Em corrida conturbada, Gabriel Antunes vence o GP de Mônaco

Imagem: Haas

Finalmente chegou a última etapa do campeonato. Surpresas, acidentes e belas ultrapassagens marcaram a temporada da Liga da Velocidade Categoria Pro. Para coroar o bom trabalho feito pelos pilotos durante os último meses, tinha o GP de Mônaco. O circuito mais famoso, tradicional e charmoso de toda Fórmula 1. A promessa era de uma corrida de qualidade, técnica e cerebral, assim como o circuito propõe. Porém, se viu a etapa mais maluca de toda a história da Liga da Velocidade. Chuva, acidentes, problemas técnicos e com vencedor inusitado. O piloto da Haas, Gabriel Antunes acabou levando a melhor nesse show de confusões e conquistou o último troféu do ano. Porém, a vitoria não atrapalhou a comemoração de Roney Porini (Toro Rosso), que tinha conquistado o título com uma etapa de antecedência. 

Qualificação


As provas de qualificação para os GPs dessa temporada foram puramente burocráticas. Sempre os quatro pilotos mais rápidos do grid se revesavam nas primeiras posições. Dessa vez não foi diferente, mas a escolha do pole veio com uma dose de emoção. Após uma qualificação conturbada, Roney Porini conseguiu mais uma vez o melhor tempo (1:09,333) e assegurou a primeira posição, seguido por Kléber Martins (1:09,842). 

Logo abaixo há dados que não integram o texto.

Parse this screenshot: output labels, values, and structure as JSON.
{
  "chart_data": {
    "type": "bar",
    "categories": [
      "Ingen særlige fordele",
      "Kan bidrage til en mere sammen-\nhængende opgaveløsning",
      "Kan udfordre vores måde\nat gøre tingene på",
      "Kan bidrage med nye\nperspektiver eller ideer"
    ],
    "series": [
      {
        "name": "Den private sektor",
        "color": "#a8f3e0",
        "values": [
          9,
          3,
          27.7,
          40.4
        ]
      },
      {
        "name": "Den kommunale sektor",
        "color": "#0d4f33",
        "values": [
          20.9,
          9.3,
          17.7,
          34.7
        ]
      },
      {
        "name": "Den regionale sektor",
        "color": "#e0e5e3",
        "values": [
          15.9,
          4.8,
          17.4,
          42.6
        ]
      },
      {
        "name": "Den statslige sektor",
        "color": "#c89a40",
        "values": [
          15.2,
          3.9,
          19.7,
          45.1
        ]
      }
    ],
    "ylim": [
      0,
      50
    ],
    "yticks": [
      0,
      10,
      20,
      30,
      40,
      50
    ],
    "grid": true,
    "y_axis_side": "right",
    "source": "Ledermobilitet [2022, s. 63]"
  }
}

Porém, após o fim da qualificação, houve um problema técnico que impossibilitou que a corrida começasse. A direção do campeonato se reuniu com os pilotos e decidiu que haveria uma outra prova de qualificação, mas dessa vez os pilotos teriam apenas uma oportunidade para fazer a melhor volta. Na nova pole, Porini novamente marcou o melhor tempo (1:09,847), seguido mais uma vez por Kléber (1:10,477). Completaram a segunda fila Leoanardo Portes (1:10,516) e Rafael Antunes (1:11,048).

Corrida

Após os problemas durante a qualificação, os pilotos ficaram apreensivos sobre o que esperar em relação ao GP de Mônaco. Pra aumentar ainda mais a desconfiança, a corrida seria realizada debaixo de chuva. 

Logo nas primeiras voltas, tudo correu como se esperava. Porini se defendeu dos ataques na largada e garantiu a primeira posição. Alexandre, campeão da Categoria Iniciantes que estava fazendo uma corrida experimental na Categoria Pro, também largou bem e logo assumiu a segunda posição. Kléber e Portes perderam espaço, mas também estavam na briga pelas primeiras posições. 

Tudo começou a mudar durante a primeira parada para os boxes. Porini, Alexandre, Kleber, e Portes foram juntos para a troca de pneus. Durante a saída, Alexandre, que liderava a fila, parou inexplicavelmente na frente dos boxes. O piloto ficou se se mover por duas voltas, fazendo com que todo o pelotão que estava com ele fosse para o fim do grid. O piloto alega que houve um problema técnico e que por isso não conseguiua sair dos boxes. Após a volta para a pista, muitos pilotos desistiram da prova ou foram desqualificados. 

Após a saída de metade do grid, a corrida ganhou nova configuração. Os pilotos que estavam nas últimas posições agora poderiam sonhar com uma vitória no final da temporada. Quem assumiu a liderança foi Vinícius, piloto que entrou graças as mudanças na qualificação. 

O corredor da McLaren ficou na ponta do grid até as últimas voltas, mas o carro apresentava muitos problemas. O piloto gaúcho foi perdendo rendimento e, na antipenúltima volta, foi ultrapassado por Gabriel Antunes. Vinicius ainda foi ultrapassado por Sirotheau antes da bandeirada final.